MoonSong
Rules-lawyering drama queen but not a munchkin
Emphazis mine. Sorry but no. The whole musical approach is what makes the bard class so special to begin with:A bard is the jack of all trades and it does not have to be represented by a single class. A rogue/druid/fighter or a rogue/wizard/ranger even just a simple rogue or fighter all of these seem very applicable. Tack on the bardic college background, add in the bard/warlord/leader specialty. I really like this concept. It really frees the character concept to do so much and still have the ability to boost your allies with words of praise via feats rather than spells.
Then a whole "musical" magic system does not have to be tacked on to the game and explained away with a wave of the hand and saying no one plays that class anyway. Example: if the bard was a wizard/rogue they would be a wizard and would cast as a wizard.
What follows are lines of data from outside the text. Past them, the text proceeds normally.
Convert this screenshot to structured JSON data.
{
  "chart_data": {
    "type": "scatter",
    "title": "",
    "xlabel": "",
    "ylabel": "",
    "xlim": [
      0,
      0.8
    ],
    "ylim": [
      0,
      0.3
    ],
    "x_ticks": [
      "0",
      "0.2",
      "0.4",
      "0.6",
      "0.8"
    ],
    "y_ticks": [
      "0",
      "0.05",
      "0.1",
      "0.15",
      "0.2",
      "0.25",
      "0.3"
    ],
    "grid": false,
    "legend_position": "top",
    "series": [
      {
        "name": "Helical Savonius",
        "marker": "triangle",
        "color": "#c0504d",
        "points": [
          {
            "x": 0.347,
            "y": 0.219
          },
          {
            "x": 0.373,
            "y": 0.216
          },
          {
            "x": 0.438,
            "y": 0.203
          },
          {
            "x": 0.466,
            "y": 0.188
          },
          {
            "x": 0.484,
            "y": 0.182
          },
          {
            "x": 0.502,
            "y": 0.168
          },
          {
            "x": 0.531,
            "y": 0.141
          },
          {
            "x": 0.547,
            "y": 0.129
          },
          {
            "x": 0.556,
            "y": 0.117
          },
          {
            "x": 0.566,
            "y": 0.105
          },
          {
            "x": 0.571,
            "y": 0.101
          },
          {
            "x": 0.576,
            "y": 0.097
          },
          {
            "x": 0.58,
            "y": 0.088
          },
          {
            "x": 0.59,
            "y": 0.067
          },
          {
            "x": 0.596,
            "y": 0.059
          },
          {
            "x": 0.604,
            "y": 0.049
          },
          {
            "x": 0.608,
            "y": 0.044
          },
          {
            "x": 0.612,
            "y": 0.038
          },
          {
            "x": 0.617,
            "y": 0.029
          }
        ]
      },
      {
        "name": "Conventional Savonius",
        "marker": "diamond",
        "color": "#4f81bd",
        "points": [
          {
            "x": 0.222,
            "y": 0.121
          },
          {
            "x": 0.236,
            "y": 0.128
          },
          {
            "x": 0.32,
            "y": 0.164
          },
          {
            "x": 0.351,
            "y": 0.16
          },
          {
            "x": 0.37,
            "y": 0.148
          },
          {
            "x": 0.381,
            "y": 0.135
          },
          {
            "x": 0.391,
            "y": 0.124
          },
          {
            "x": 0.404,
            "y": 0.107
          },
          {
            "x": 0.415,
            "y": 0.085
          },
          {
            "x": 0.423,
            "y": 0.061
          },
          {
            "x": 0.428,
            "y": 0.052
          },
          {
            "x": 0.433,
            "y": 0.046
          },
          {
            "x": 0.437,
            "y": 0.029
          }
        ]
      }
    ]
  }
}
They would still be able to boost allies via their bard specialty! very cool. Also there are several clerics and specific gods that would make excellent bards too!
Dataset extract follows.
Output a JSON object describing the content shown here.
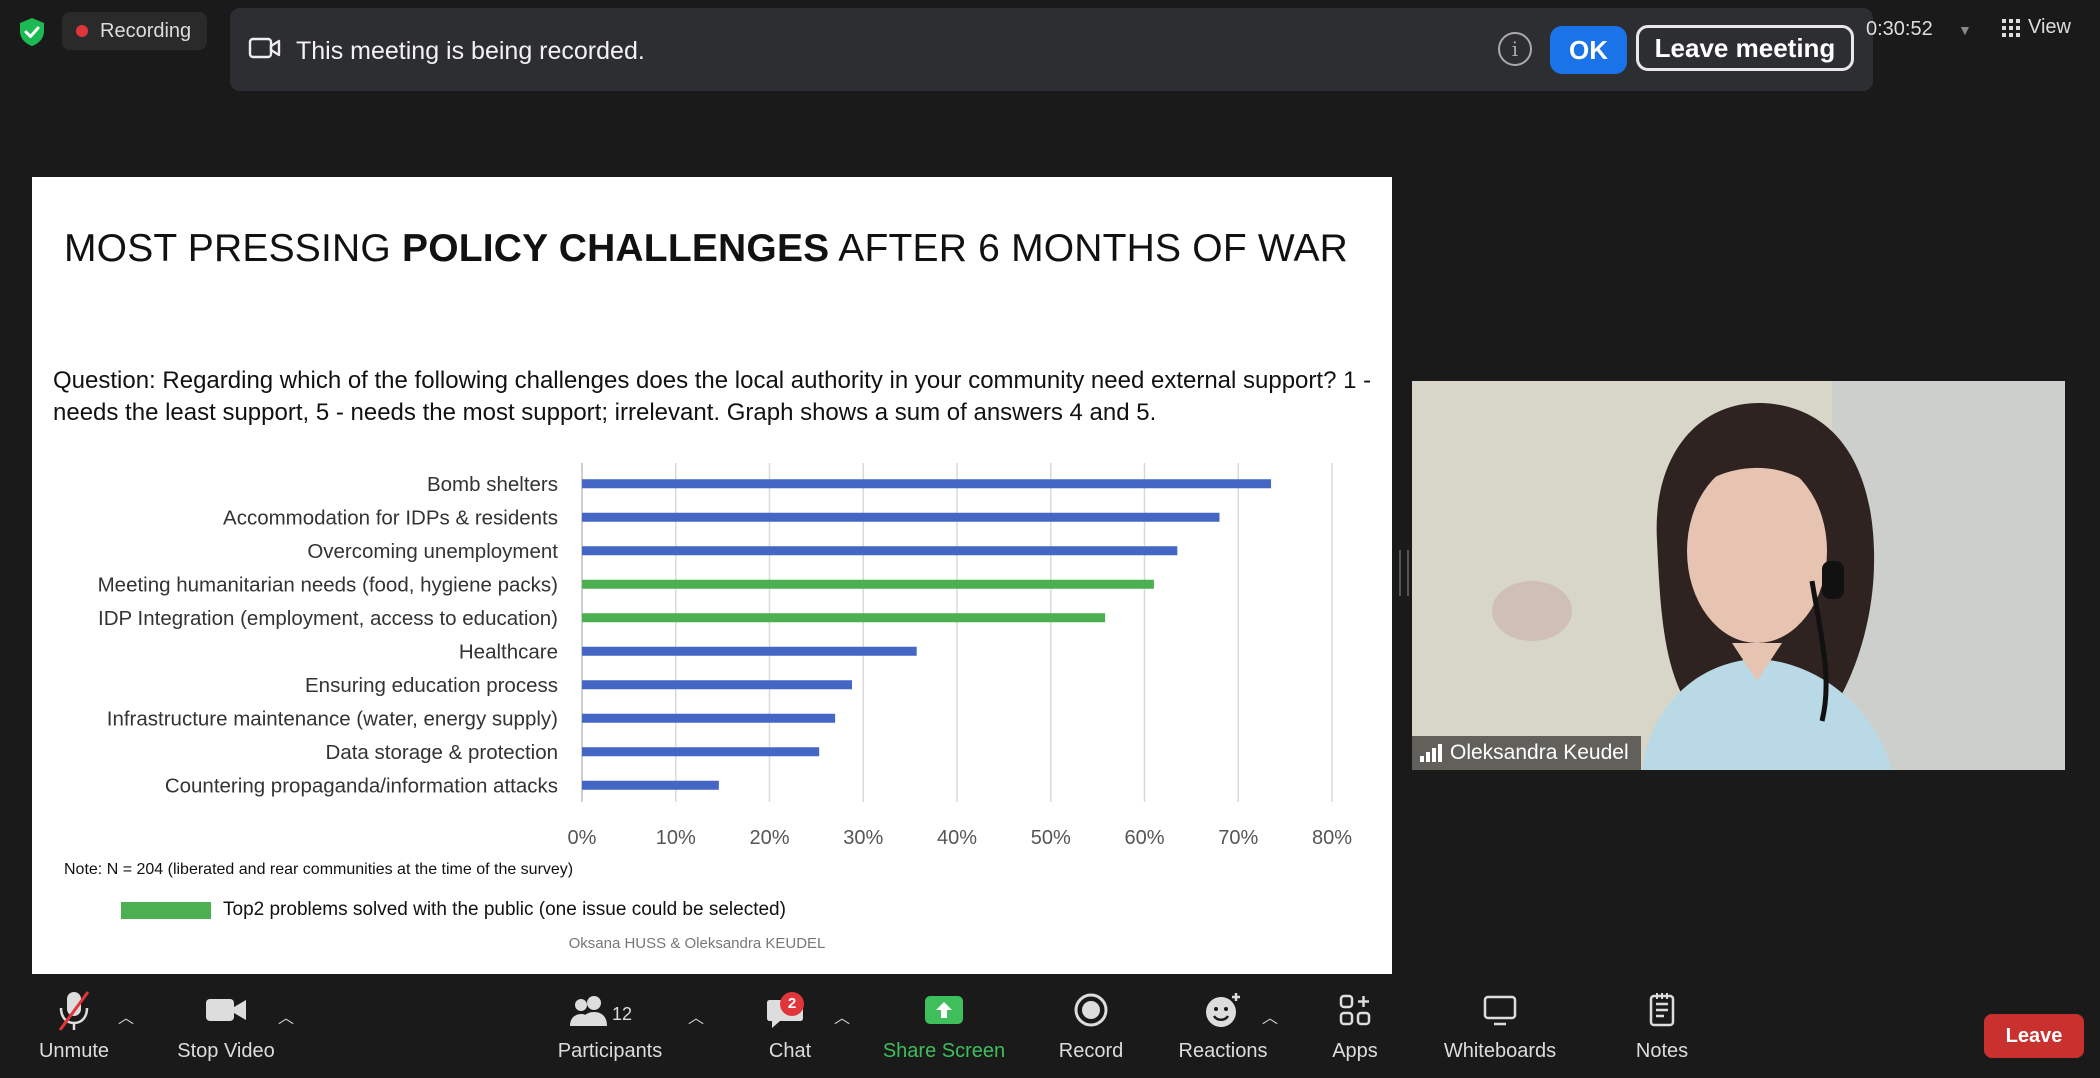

Basic: Musical skills are about the only thing that makes a bard a bard (at least by late Rules Cyclopedia)
2e: Musical skills are the one thing bards have noone else has, (and IMHO the minstrel is the best Bard across all editions)
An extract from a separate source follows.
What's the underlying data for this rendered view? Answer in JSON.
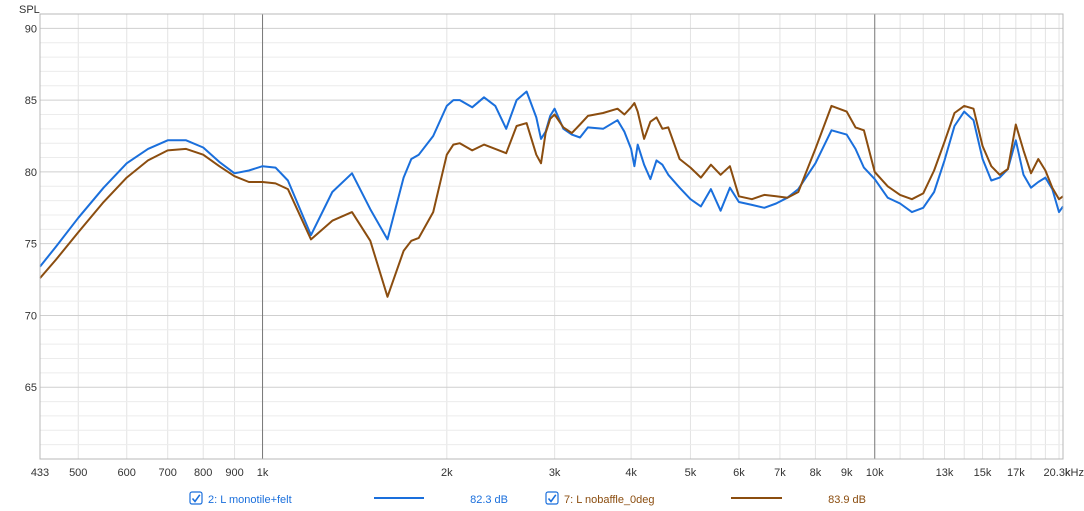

3.x: Musical skills got expanded on the transition to 3.5. Outside of core a bard with the right feats could become so focussed on Perform the bard actually turned SAD and was nearly impossible to disrupt.
PF: The musical repertorie got expanded and musical skills got severely nerfed.
4e: Musical skills got dumped and reduced to token flavor -and this is the one reason I think 4e bards weren't the best version of the class so far, they feel gimped without a meaningfull use for musical isntruments-, yet the potential was there in form of certain class features, magic items and bard rituals. A lot of powers had musical flavor and weapliments for bards were named with the "song-" prefix for a reason.
As long as the musical skills are there, I wouldn't mind if the bard had no inherent spellcasting ability and instead picked sorcerer, wizard or druid and advanced spellcasting at half level on one of these classes (with actual multiclass levels stacking) with bonus spells added to get the spells right.